Woody Allen supposedly once said that 80 percent of success in life is showing up. I’d add, showing up and paying attention.

Most journalism students here are aware of Jim VandeHei, co-founder of Politico.com in 2007. His photo is on the Alumni Awards Wall of Fame. He is the only journalism graduate to have earned an honorary doctorate. And he’s the only UW Oshkosh graduate to be impersonated on Saturday Night Live.

Jim’s last semester at UW Oshkosh overlapped my first. He took one class from me.

My class was a perfect storm for creating monster senioritis. Jim was coming from a summer spent at a successful internship in Washington D.C. He had a job waiting for him there once he graduated; the class was outside of his emphasis; and he had a professor still getting used to the class, the department and the campus.

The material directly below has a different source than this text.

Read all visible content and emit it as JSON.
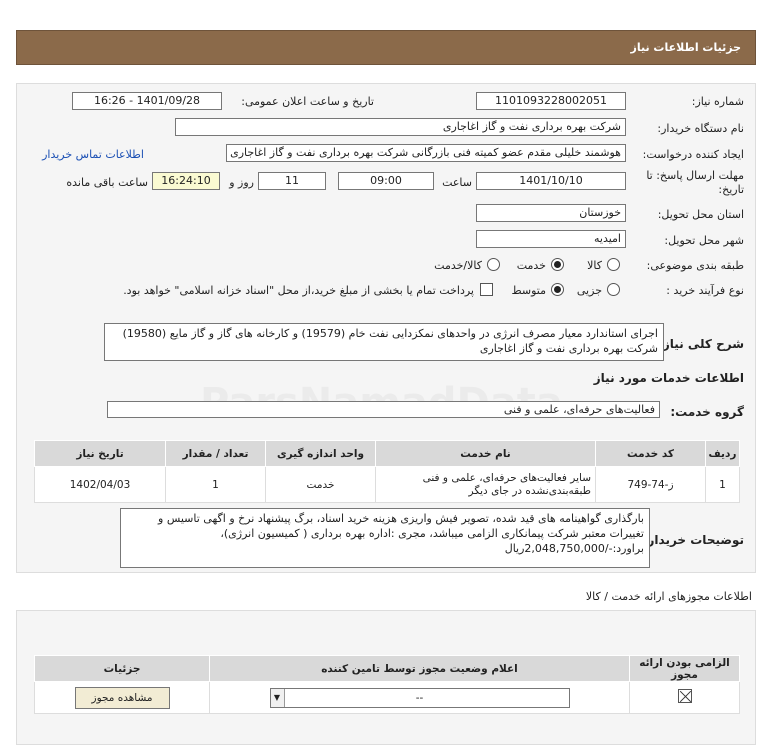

So what did he do in my class? He listened. He contributed. He put effort into the assignments. He worked hard enough to get an A.

Jim VandeHei isn’t successful because he took one class from me, but I do believe he is successful because of the way he took the class. I suspect he approached it the way he approaches every person and every situation: as an opportunity to learn something new. Just like other successful people do.

I often hear complaints from students about classes they find boring or pointless. But it’s possible to learn something during every experience. As I tell my students, even listening to my boring lectures can train them to focus, which will be a good skill once they start attending staff and committee meetings.

So pay attention. Especially in public relations, you never know when information about the rocks of Wisconsin or 18th Century French poetry may come in handy.